How you conduct yourself in this interview will determine whether you will be shortly moving into a new office inside a new company, or will remain where you are, dissatisfied and unfulfilled.
It’s all up to you. And you are terrified.
Every time your mind drifts to that upcoming interview, you feel your heart began to race, your hands become clammy and you visualize yourself sitting in the interview, frozen.
The pressure is enormous. Flub this and years of painstaking work and thousands of hours of extra effort will be instantly relegated to the garbage bin.
It’s all up to you. And you are terrified.
Each time you think of that upcoming interview, you feel anxious and can just see yourself freezing and completing blowing it.
How you present yourself will determine whether you advance or stagnate.
It’s all up to you. And you are terrified.
Each time you think of tomorrow’s meeting, the burden of responsibility feels heavier and your anxiety deepens.
Overthinking? No.
Most of us have, at some time, been in a similar situation. The more we think of “that moment” the more stressed, panicky and nervous we become.
Quite often we carry that emotion into the meeting with us, and when we leave, we do so with the certainty that we have blown it.
While the results of the meeting may clearly demonstrate that we did not blow it, our constant fretting has prepared us for a subpar performance.
You’re Rehearsing
You see, what we have really been doing is rehearsing. Each time we have thought of the upcoming event and felt ourselves stressing, visualize ourselves delivering our worst possible performance and hear ourselves stammer and stutter our way through, it is as if we are actors preparing for a grand opening.

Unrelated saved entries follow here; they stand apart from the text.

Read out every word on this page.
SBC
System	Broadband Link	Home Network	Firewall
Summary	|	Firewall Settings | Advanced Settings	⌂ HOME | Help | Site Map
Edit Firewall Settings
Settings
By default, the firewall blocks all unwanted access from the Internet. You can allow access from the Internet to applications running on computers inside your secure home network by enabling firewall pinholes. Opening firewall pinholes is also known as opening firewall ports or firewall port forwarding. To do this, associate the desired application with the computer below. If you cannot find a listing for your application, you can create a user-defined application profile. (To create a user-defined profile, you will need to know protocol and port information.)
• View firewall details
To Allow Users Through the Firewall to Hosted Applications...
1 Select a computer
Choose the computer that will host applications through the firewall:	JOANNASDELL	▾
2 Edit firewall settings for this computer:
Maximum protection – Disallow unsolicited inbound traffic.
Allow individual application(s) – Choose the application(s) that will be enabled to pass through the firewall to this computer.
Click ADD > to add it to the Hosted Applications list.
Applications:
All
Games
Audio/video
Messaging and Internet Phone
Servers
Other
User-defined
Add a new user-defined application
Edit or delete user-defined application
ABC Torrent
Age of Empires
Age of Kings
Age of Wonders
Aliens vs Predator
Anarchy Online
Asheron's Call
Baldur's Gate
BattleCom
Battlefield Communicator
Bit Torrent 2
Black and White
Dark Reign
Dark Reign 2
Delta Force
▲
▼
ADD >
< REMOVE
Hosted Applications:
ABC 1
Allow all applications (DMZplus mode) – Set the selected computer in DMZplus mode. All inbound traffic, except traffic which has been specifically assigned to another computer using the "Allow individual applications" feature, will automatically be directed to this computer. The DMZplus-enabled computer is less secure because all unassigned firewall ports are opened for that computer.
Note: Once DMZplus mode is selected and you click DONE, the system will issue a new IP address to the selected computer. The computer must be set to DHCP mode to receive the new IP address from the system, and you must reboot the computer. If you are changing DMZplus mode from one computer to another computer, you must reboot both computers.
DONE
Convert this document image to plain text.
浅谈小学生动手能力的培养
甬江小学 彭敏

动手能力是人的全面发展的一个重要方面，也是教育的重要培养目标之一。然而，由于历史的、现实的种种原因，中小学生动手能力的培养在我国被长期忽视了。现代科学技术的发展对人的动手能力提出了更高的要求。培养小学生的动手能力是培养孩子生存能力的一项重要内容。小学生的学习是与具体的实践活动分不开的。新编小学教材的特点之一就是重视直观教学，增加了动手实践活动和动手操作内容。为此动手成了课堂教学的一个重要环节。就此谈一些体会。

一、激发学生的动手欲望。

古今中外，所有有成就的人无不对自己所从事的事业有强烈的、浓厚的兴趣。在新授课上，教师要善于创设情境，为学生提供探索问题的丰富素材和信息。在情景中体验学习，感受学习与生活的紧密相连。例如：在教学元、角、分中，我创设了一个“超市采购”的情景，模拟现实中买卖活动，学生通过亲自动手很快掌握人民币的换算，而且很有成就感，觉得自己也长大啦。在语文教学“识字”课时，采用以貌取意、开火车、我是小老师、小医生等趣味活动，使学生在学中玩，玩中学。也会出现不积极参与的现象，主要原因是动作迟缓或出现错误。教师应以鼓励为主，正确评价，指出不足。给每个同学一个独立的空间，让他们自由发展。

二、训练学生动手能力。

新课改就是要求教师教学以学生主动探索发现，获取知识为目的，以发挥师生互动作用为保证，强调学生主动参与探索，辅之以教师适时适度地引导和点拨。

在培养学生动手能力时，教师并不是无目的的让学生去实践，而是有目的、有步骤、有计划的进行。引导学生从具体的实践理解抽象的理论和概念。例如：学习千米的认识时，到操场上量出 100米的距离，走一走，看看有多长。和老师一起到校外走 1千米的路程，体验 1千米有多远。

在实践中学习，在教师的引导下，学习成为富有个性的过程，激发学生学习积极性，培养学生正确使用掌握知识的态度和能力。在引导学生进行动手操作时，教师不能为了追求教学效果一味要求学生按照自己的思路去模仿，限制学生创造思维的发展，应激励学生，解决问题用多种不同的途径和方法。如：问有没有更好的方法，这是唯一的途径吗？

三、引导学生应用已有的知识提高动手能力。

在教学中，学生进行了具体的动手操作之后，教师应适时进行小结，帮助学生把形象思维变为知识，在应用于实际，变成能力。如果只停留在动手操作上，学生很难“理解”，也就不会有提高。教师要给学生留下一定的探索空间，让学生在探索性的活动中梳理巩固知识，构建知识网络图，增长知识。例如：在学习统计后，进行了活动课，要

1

When we attend a play and are mesmerized by the performance of the actors it is largely because they do not appear to be playing a role, but rather they seem to be real in every way. This comes about purely from painstakingly rehearsing their performance.
If it’s true that practice makes perfect, then by constantly practicing our nervousness, anxiety, stress and fear, are we not ensuring the outcome before the interview even starts? And while our conscious mind would never believe we are, in fact, setting ourselves up to fail, understand how our actions have done a brilliant job to ensure that it does not end well.
The solution is simple: rehearse what you want to have happen, not what you don’t want. Always be mindful of what you practice and unequivocally understand that when you talk to yourself, make no mistake about it, you are ALWAYS listening.
We are all better actors than we give ourselves credit for. If we truly want to deliver exemplary performance, regardless of extenuating circumstances, we must remember to take a few moments to ensure we are rehearsing the proper scene.
Let’s make a habit of meeting like this.